Starring Vince Vaughn, Kathryn Newton, Katie Finneran, Celeste O’Connor, Misha Osherovich. Directed by Christopher Landon.
The house that Jason Blum built has given way to the mantra that many great exploitation movies houses have been founded on. Make it cheap, make it profitable.
With Freaky, co-writer and director Christopher Landon takes a slasher film and mashes it up with Freaky Friday. It’s no surprise that the working title was Freaky Friday the 13th, much in the same way that Happy Death Day was Groundhog Day by way of a slasher; we get a similar mash up here.
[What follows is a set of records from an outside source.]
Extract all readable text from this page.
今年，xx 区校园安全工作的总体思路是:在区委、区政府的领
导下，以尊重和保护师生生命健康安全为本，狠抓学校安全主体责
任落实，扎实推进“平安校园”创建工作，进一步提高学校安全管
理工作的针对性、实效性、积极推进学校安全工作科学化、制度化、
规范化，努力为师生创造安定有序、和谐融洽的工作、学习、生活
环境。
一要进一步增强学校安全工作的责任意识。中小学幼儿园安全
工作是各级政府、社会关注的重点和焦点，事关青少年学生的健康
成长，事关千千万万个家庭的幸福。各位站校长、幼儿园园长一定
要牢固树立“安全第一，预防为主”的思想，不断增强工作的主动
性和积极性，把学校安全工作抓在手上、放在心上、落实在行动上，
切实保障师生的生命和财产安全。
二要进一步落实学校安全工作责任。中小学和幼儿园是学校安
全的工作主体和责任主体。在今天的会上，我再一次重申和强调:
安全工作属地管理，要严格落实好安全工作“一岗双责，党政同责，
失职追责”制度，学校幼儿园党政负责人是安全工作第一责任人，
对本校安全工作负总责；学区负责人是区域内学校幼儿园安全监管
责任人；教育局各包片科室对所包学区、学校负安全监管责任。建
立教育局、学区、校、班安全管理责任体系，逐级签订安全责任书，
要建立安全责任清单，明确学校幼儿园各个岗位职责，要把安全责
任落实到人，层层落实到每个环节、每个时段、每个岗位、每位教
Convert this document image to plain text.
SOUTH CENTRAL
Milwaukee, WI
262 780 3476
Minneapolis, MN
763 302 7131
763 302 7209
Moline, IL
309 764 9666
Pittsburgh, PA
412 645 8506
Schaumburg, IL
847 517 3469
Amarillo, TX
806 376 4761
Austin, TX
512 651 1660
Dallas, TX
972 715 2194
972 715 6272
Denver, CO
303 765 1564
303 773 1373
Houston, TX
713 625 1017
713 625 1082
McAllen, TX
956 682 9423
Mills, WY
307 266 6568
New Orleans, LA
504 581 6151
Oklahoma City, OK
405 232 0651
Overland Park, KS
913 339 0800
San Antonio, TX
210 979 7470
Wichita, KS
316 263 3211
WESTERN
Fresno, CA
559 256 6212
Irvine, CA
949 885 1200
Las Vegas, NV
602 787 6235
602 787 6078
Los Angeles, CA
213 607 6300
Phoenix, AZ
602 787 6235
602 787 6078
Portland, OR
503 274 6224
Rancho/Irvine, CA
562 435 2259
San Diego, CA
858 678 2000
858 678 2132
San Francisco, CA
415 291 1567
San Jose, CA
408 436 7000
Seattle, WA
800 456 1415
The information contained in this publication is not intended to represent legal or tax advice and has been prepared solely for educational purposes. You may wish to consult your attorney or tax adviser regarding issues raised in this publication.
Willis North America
Landon is a talented horror director, opening the film with a perfectly pitched stalk-n-slash sequence in which four teens telling scary stories are picked off one by one in gruesome ways. Using a tribal mask, the “Blissfield Butcher” is a ringer for 80s era Jason and it perfectly sets the mood. Here is a film that is a little less clever than Scream but just as fun.

Kathryn Newton in Freaky.
Landon and his co-writer Michael Kennedy set up the basic premise in broad strokes, put upon geek Millie (Kathryn Newton) with two close friends (Celeste O’Connor and Misha Osherovich) and an unrequited love (Uriah Shelton). One night she is attacked by the Butcher (Vince Vaughn) and their bodies are swapped. Now it’s a race against time to swap them back before the change is made permanent.
The film’s opening movement after the prologue feels a little retrograde, there’s the leap of faith that Newton wouldn’t be sought after by everyone in the school when she’s gorgeous, and typical of Landon’s growing filmography the death of a parent looms over her motivation throughout the story. Similar to his previous outing to which this owes a huge debt and feels like a sibling piece this is building up familiarity to then flip the lid.
Once bodies are swapped Landon shows his flair for a horror murder and for a joke, Newton who nails the gawky geeky Millie gets to channel some darkness when possessed by the Butcher, her dialogue is minimal and makes great use of her eyes. While Vaughn offers his best comic performance since Dodgeball or Wedding Crashers and his casting reminds us that when he wants he can be a fantastic dramatic actor.
The film works when it plays into the character beats more than the slasher beats and Vaughn is perfectly able to modulate his usual deadpan style to suit more emotional scenes including one between him and Katie Finnerman as Millie’s mother. It’s a testament to the film’s good will and fun that you buy into a budding romance between two teens when one is played by six foot Vince Vaughn.

Vince Vaughn in Freaky.
The film is also well written; Newton’s delivery of the put down “your touch makes this pussy drier than sand” should become a go-to weapon for all young women when the clubs reopen, and the dialogue offers enough knowing winks that there’s laughs along the way even as it falls into cliche.
There are elements that are underdeveloped though: despite the great scene between Vaughn and Finnerman, the idea of the father’s death is never fully explored, nor is the suggested alcoholism that is hinted at at the beginning. Similarly Millie’s cop sister Char (Dana Drori) doesn’t appear to serve much purpose, and lacks a moment between the two sisters regarding their dealing of the death. It also hurts on the first watch that the soon-to-be victims are quite so loathsome, removing all motivation for stopping the villain.
Even so, Freaky provides a fantastic reminder that when he’s on form, Vaughn is a comic icon, Newton is a rising force to be reckoned with and Landon is paving the way for slasher-comedy mash ups. Up next hopefully: a slasher by way of Planes, Trains and Automobiles?